Aún recuerdo como si fuera ayer aquella mañana de sábado en la que mi padre subió a casa con el correo y me anunció que había una carta a mi nombre. Abrió el sobre con pose de intriga y comenzó a leerla en voz alta. "Nos congratula comunicarle...". Por estas palabras me enteré de que mi cuento sobre la vida del paraguas había ganado el primer premio. Nunca había escuchado el verbo ‘congratular’, pero de inmediato intuí que significaba algo buenísimo. Desde entonces, siempre lo asocio con noticias bonitas. Porque esa lo fue, y mucho. Se trataba, ni más ni menos, de la primera vez que alguien fuera de mi familia creía que mis historias podían merecer la pena. Y lo que me dio fe a mí para creerlo también.

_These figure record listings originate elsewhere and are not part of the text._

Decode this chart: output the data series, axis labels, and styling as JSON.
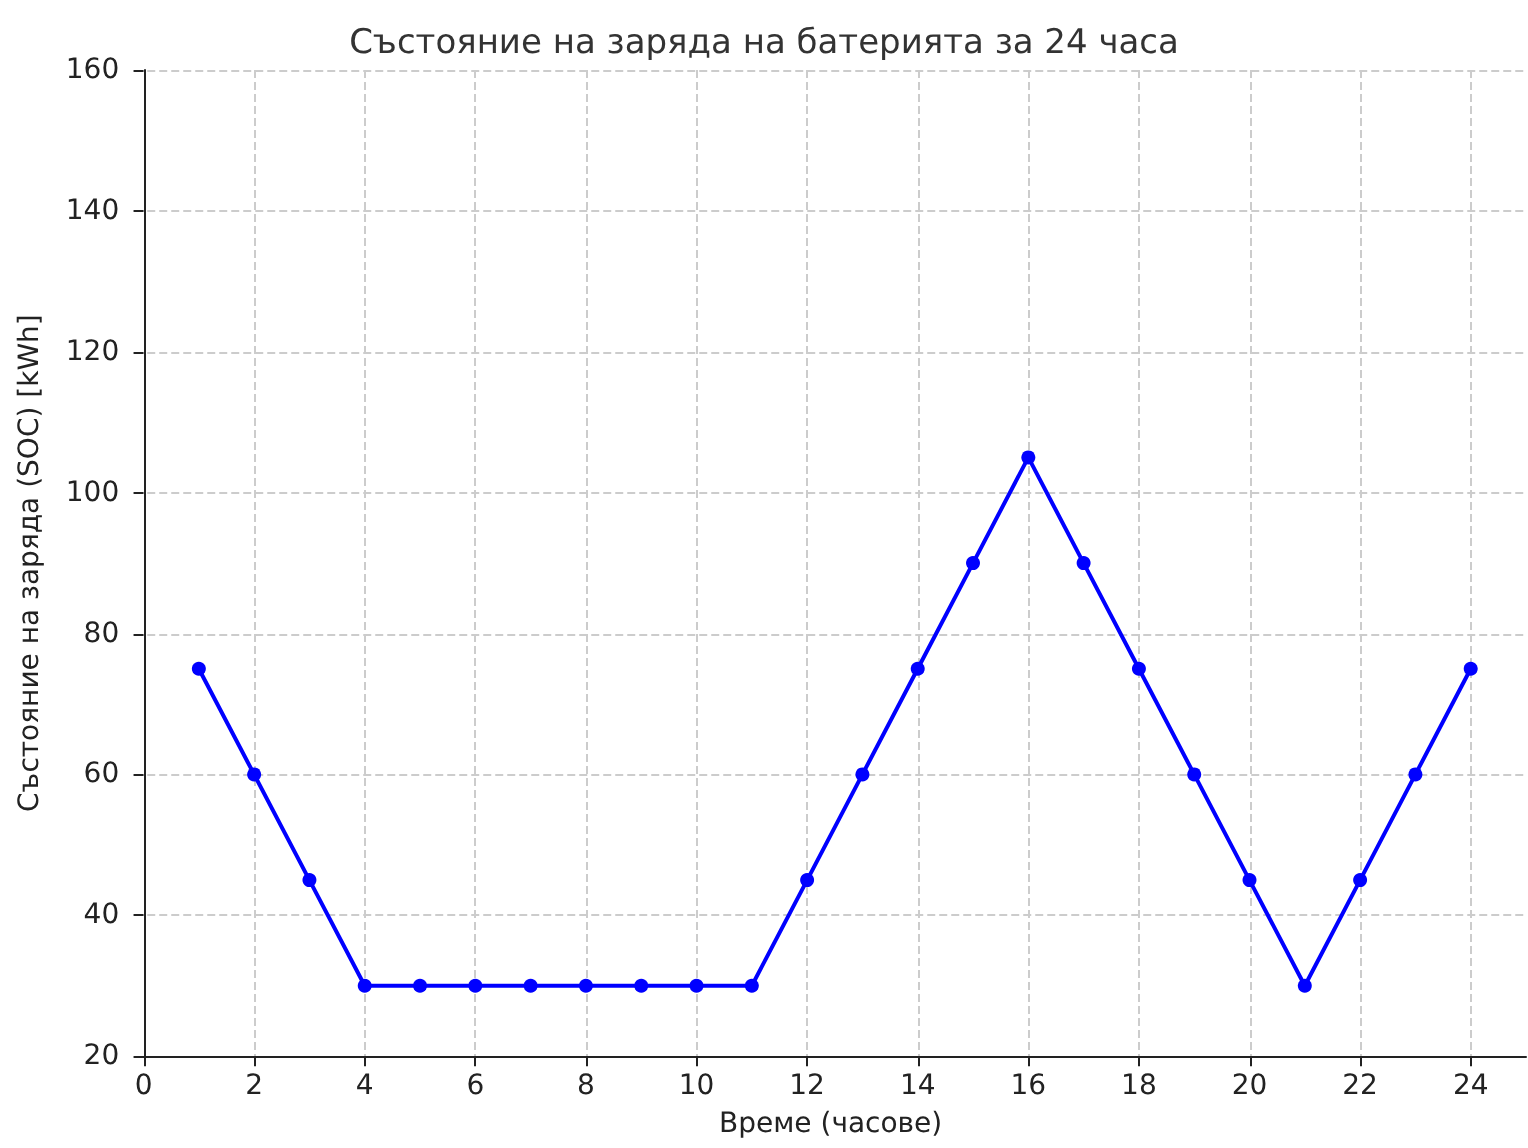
{
  "chart_data": {
    "type": "line",
    "title": "Състояние на заряда на батерията за 24 часа",
    "xlabel": "Време (часове)",
    "ylabel": "Състояние на заряда (SOC) [kWh]",
    "x": [
      1,
      2,
      3,
      4,
      5,
      6,
      7,
      8,
      9,
      10,
      11,
      12,
      13,
      14,
      15,
      16,
      17,
      18,
      19,
      20,
      21,
      22,
      23,
      24
    ],
    "series": [
      {
        "color": "#0000ff",
        "values": [
          75,
          60,
          45,
          30,
          30,
          30,
          30,
          30,
          30,
          30,
          30,
          45,
          60,
          75,
          90,
          105,
          90,
          75,
          60,
          45,
          30,
          45,
          60,
          75
        ]
      }
    ],
    "xlim": [
      -0.15,
      25
    ],
    "xticks": [
      0,
      2,
      4,
      6,
      8,
      10,
      12,
      14,
      16,
      18,
      20,
      22,
      24
    ],
    "ylim": [
      20,
      160
    ],
    "yticks": [
      20,
      40,
      60,
      80,
      100,
      120,
      140,
      160
    ],
    "grid": true,
    "marker": "circle",
    "line_style": "solid"
  }
}
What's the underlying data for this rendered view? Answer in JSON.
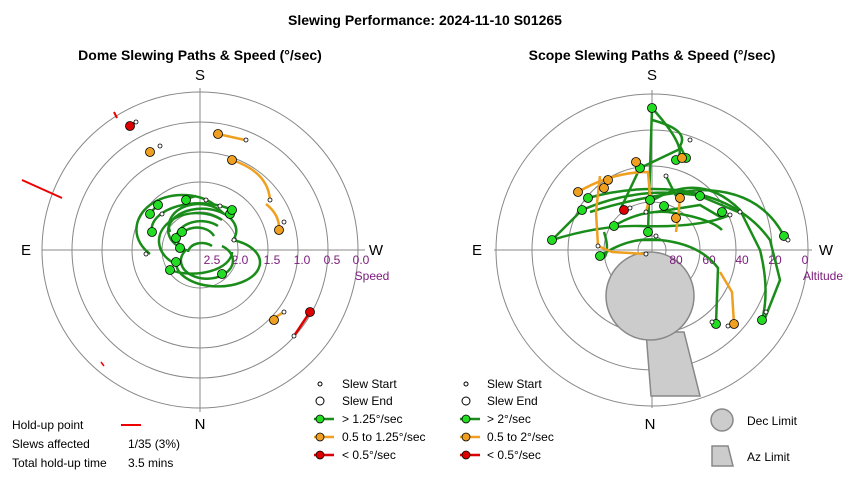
{
  "title": "Slewing Performance: 2024-11-10 S01265",
  "colors": {
    "fast": "#1a8c1a",
    "fast_marker": "#22dd22",
    "medium": "#f0a020",
    "slow": "#dd0000",
    "ring": "#888888",
    "tick_label": "#7a1a7a",
    "limit_fill": "#cccccc"
  },
  "dome": {
    "subtitle": "Dome Slewing Paths & Speed (°/sec)",
    "compass": {
      "n": "N",
      "s": "S",
      "e": "E",
      "w": "W"
    },
    "axis_name": "Speed",
    "ticks": [
      "2.5",
      "2.0",
      "1.5",
      "1.0",
      "0.5",
      "0.0"
    ],
    "legend": {
      "slew_start": "Slew Start",
      "slew_end": "Slew End",
      "fast": "> 1.25°/sec",
      "medium": "0.5 to 1.25°/sec",
      "slow": "< 0.5°/sec"
    },
    "holdup": {
      "point_label": "Hold-up point",
      "slews_label": "Slews affected",
      "slews_value": "1/35 (3%)",
      "time_label": "Total hold-up time",
      "time_value": "3.5 mins"
    }
  },
  "scope": {
    "subtitle": "Scope Slewing Paths & Speed (°/sec)",
    "compass": {
      "n": "N",
      "s": "S",
      "e": "E",
      "w": "W"
    },
    "axis_name": "Altitude",
    "ticks": [
      "80",
      "60",
      "40",
      "20",
      "0"
    ],
    "legend": {
      "slew_start": "Slew Start",
      "slew_end": "Slew End",
      "fast": "> 2°/sec",
      "medium": "0.5 to 2°/sec",
      "slow": "< 0.5°/sec",
      "dec_limit": "Dec Limit",
      "az_limit": "Az Limit"
    }
  },
  "chart_data": [
    {
      "type": "scatter",
      "title": "Dome Slewing Paths & Speed (°/sec)",
      "projection": "polar",
      "radial_axis": {
        "label": "Speed",
        "range": [
          2.5,
          0.0
        ],
        "ticks": [
          2.5,
          2.0,
          1.5,
          1.0,
          0.5,
          0.0
        ]
      },
      "series": [
        {
          "name": "> 1.25°/sec",
          "color": "#1a8c1a",
          "paths": 24
        },
        {
          "name": "0.5 to 1.25°/sec",
          "color": "#f0a020",
          "paths": 7
        },
        {
          "name": "< 0.5°/sec",
          "color": "#dd0000",
          "paths": 2
        }
      ],
      "holdups": 1
    },
    {
      "type": "scatter",
      "title": "Scope Slewing Paths & Speed (°/sec)",
      "projection": "polar",
      "radial_axis": {
        "label": "Altitude",
        "range": [
          90,
          0
        ],
        "ticks": [
          80,
          60,
          40,
          20,
          0
        ]
      },
      "series": [
        {
          "name": "> 2°/sec",
          "color": "#1a8c1a",
          "paths": 20
        },
        {
          "name": "0.5 to 2°/sec",
          "color": "#f0a020",
          "paths": 5
        },
        {
          "name": "< 0.5°/sec",
          "color": "#dd0000",
          "paths": 1
        }
      ]
    }
  ]
}
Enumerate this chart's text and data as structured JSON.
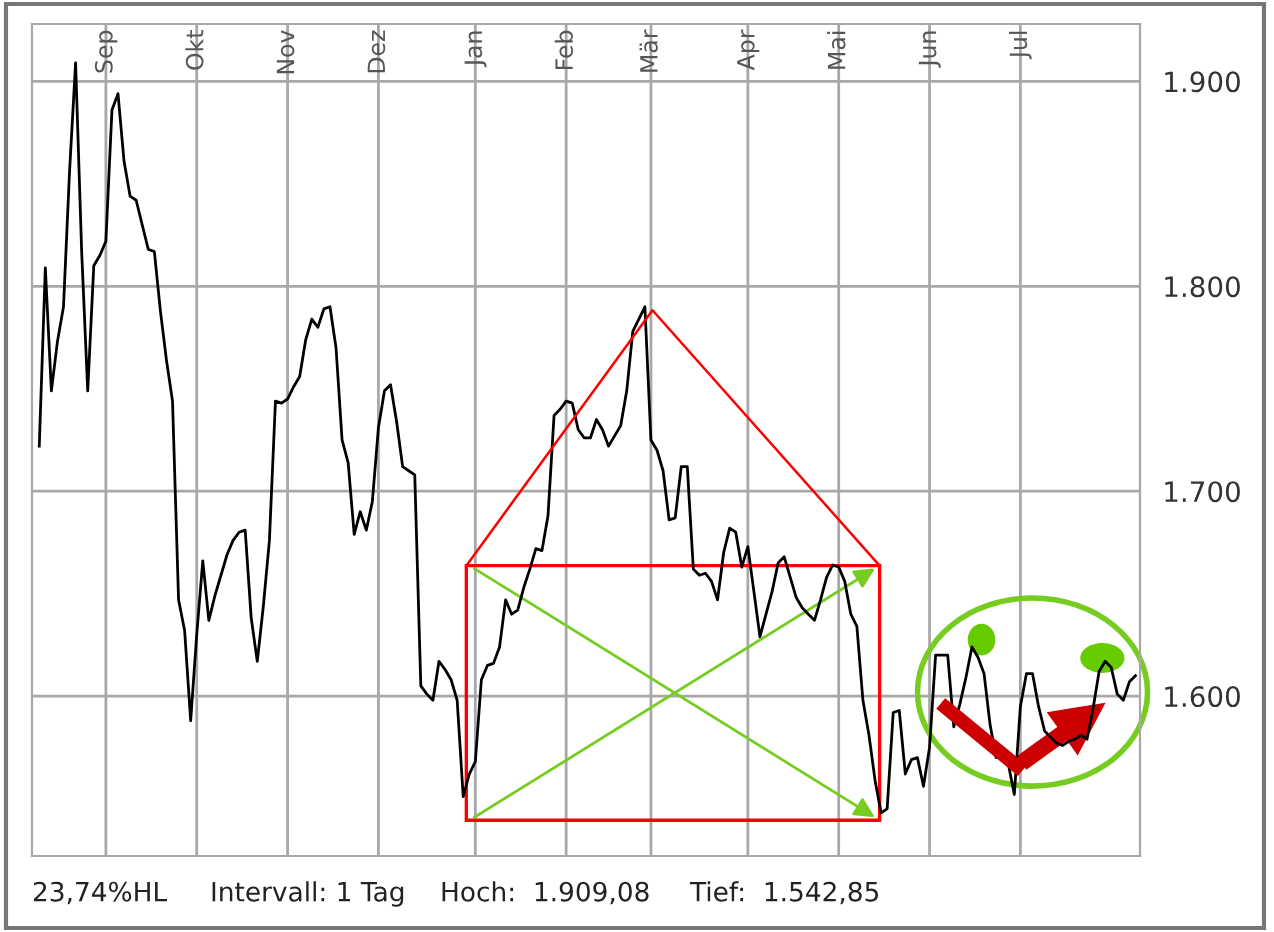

Lo confirmaban las 20.000 pesetas (en efecto, pesetas, modo viejuno-arcaico on) que, a juicio del jurado, valía el cuento. Eso sí, había una condición: debía gastarlas en libros. A este ratón impenitente de biblioteca que suscribe, el requisito no le supuso ningún problema. El 23 de abril, día glorioso donde los haya por serlo del Libro y de Aragón, acogieron en el Ayuntamiento de la localidad una ceremonia que se me antojó grande, solemne y emocionante (¡todo un festejo literario!), en la que me entregaron el premio.

Dos librerías zaragozanas canjeaban el cheque: la Central y la París. Y a ellas me encaminé poco después con mi padre, erigido en asesor, porque semejante montante no constituía una inversión menor. Había que escoger los volúmenes con tino y, para evitar el atracón de celulosa, tuvimos que efectuar varios viajes a esos santuarios de la letra. En todos, salimos cargados con bolsas llenas hasta los topes de páginas (las de 'La flecha negra', de Stevenson, 'El conde de Montecristo', de Dumas, o las del verde de Harry Potter, 'La cámara secreta'). Tesoros con los que empecé a nutrir mi propia biblioteca, esa a la que he sentido siempre compañera, amiga y maestra. Una que, en fin, me alentó a seguir escribiendo, encaramada a hombros de quienes se habían consagrado a la literatura antes que yo y que, desde allí, me guiaron, me confortaron, me hicieron feliz (aún lo hacen).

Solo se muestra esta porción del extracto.